2. Use a custom request template
If you don't need the metadata, then instead of changing your model you can make API Gateway pass only the data you need into the lambda using mapping templates.
In order to do this, you need to tell Serverless to use plain lambda integration (instead of proxy) and specify a custom request template.
Amazon API Gateway documentation has an example request template which is almost perfect for your problem.
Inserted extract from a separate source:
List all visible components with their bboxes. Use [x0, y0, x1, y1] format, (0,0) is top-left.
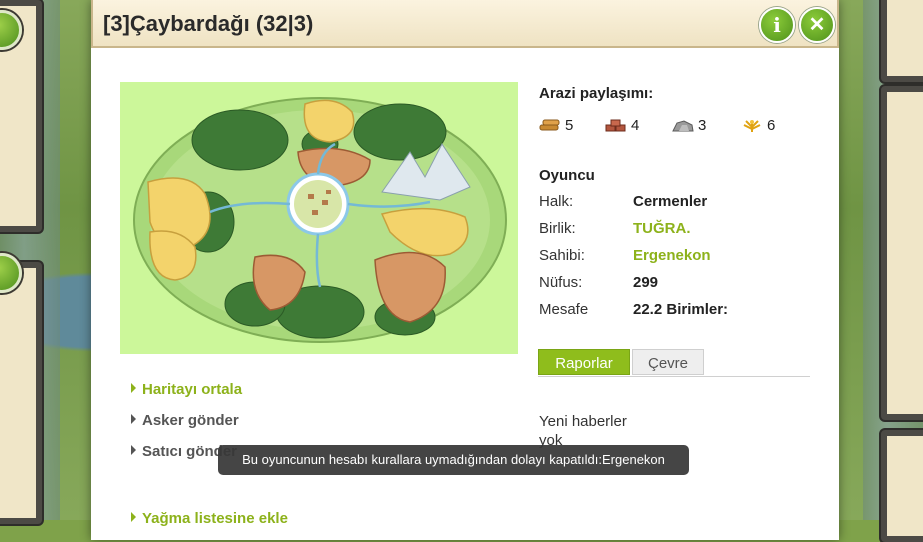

Tailoring it a little bit, we get
functions:
pricing:
handler: pricing.ApiGatewayHandler
events:
- http:
path: pricing/test
method: get
integration: lambda
request:
template:
application/json: |
#set($params = $input.params().querystring)
{
#foreach($paramName in $params.keySet())
"$paramName" : "$util.escapeJavaScript($params.get($paramName))"
#if($foreach.hasNext),#end
#end
}
This template will make a JSON out of the query string parameters, and it will now be the input of the lambda:
Endpoint request body after transformations: { "name" : "ciao" }
Which maps properly to your model.
Note that disabling proxy integration also changes the response format. You will notice that now your API returns your response model directly:
{"statusCode":200,"body":"{\"message\":\"Hello ciao\"}","headers":{"x-foo":"coucou"},"base64Encoded":true}
You can fix this by either modifying your code to return only the body, or by adding a custom response template:
response:
template: $input.path('$.body')
This will transform the output into what you expect, but will blatantly ignore the statusCode and headers. You would need to make a more complex response configuration to handle those.
3. Do the mapping yourself
Instead of extending RequestHandler and letting AWS Lambda map the JSON to a POJO, you can instead extend RequestStreamHandler, which will provide you an InputStream and an OutputStream, so you can do the (de)serialization with the JSON serializer of your choice.